Except there is no proof it was thallium, because no one tested her for it — which is its own strange fact. Thallium is a heavy metal, not an organic toxin that breaks down; it does not leave the body after death, it stays fixed in the tissues. In a buried or preserved body it remains detectable for years, even decades. The test is still there to be run. It simply never has been.
And it likely never will be. John Leake keeps the question alive, her supporters doubt the suicide and call for an inquiry, but none of it becomes action, no prosecutor, no autopsy, no toxicology order, no exhumation. An officially self-chosen death triggers no homicide investigation, so the file is closed before it opens.

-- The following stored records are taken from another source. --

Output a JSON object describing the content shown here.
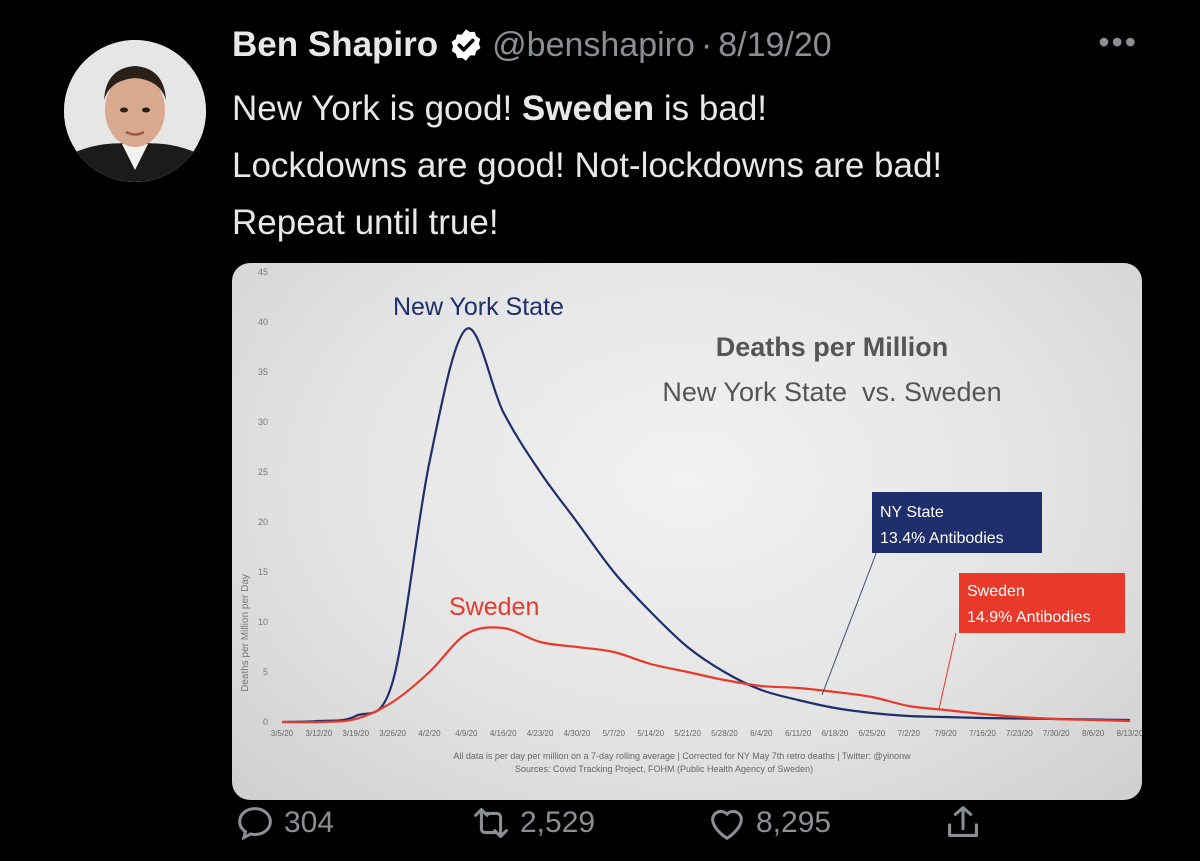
{
  "author": {
    "name": "Ben Shapiro",
    "handle": "@benshapiro",
    "separator": "·",
    "date": "8/19/20"
  },
  "more_label": "•••",
  "tweet": {
    "line1_a": "New York is good! ",
    "line1_b": "Sweden",
    "line1_c": " is bad!",
    "line2": "Lockdowns are good! Not-lockdowns are bad!",
    "line3": "Repeat until true!"
  },
  "actions": {
    "replies": "304",
    "retweets": "2,529",
    "likes": "8,295"
  },
  "colors": {
    "ny": "#1f2f6b",
    "sweden": "#e8392a",
    "verified": "#ffffff",
    "muted": "#8b8f94"
  },
  "chart_data": {
    "type": "line",
    "title": "Deaths per Million",
    "subtitle": "New York State  vs. Sweden",
    "ylabel": "Deaths per Million per Day",
    "ylim": [
      0,
      45
    ],
    "yticks": [
      0,
      5,
      10,
      15,
      20,
      25,
      30,
      35,
      40,
      45
    ],
    "x": [
      "3/5/20",
      "3/12/20",
      "3/19/20",
      "3/26/20",
      "4/2/20",
      "4/9/20",
      "4/16/20",
      "4/23/20",
      "4/30/20",
      "5/7/20",
      "5/14/20",
      "5/21/20",
      "5/28/20",
      "6/4/20",
      "6/11/20",
      "6/18/20",
      "6/25/20",
      "7/2/20",
      "7/9/20",
      "7/16/20",
      "7/23/20",
      "7/30/20",
      "8/6/20",
      "8/13/20"
    ],
    "series": [
      {
        "name": "New York State",
        "values": [
          0,
          0.1,
          0.6,
          4,
          26,
          39.3,
          31,
          25,
          20,
          15,
          11,
          7.5,
          5,
          3.2,
          2.2,
          1.4,
          0.9,
          0.6,
          0.5,
          0.4,
          0.35,
          0.3,
          0.25,
          0.2
        ]
      },
      {
        "name": "Sweden",
        "values": [
          0,
          0,
          0.3,
          2,
          5,
          8.8,
          9.4,
          8,
          7.5,
          7,
          5.8,
          5,
          4.2,
          3.6,
          3.4,
          3,
          2.5,
          1.6,
          1.2,
          0.8,
          0.5,
          0.3,
          0.2,
          0.1
        ]
      }
    ],
    "annotations": [
      {
        "text_lines": [
          "NY State",
          "13.4% Antibodies"
        ]
      },
      {
        "text_lines": [
          "Sweden",
          "14.9% Antibodies"
        ]
      }
    ],
    "footnote1": "All data is per day per million on a 7-day rolling average | Corrected for NY May 7th retro deaths | Twitter: @yinonw",
    "footnote2": "Sources: Covid Tracking Project, FOHM (Public Health Agency of Sweden)",
    "grid": false
  }
}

She is not the first to leave this way. A Boeing man who flagged the cracked planes was healthy on a Monday and dead inside two weeks, a galloping infection no one could name, his family asking for an autopsy and getting silence. A Merck saleswoman who turned on the industry warned her friends that if she were ever found dead it would be no accident — and then she was found dead, and the cause was filed as natural. Further back, a nuclear whistleblower whose car left an empty road on her way to meet a reporter; a journalist with two bullets in him ruled a suicide; a weapons scientist found in the woods. None of it was ever proven, which is part of the norm today. We do not know that any hand was laid on Christine Cotton. We know only the shape that keeps repeating, and that it has her size.
If a hand was laid, consider the mind behind it. It was not a mind trying to win an argument; the argument was finished, her petitions already buried, her judge already gone. It wanted something slower than silence. A bullet ends a person in a clean second and leaves a hole for a coroner to find. This was a long burning from the waist down, with a familiar signature. Harm that comes on quietly and can always be explained as something else. Roughly the shape of the product she had given her last years to expose.
Her last wish had nothing to do with justice or autopsies. She asked the people who loved her to pray that her soul reach the light of the Creator as soon as possible.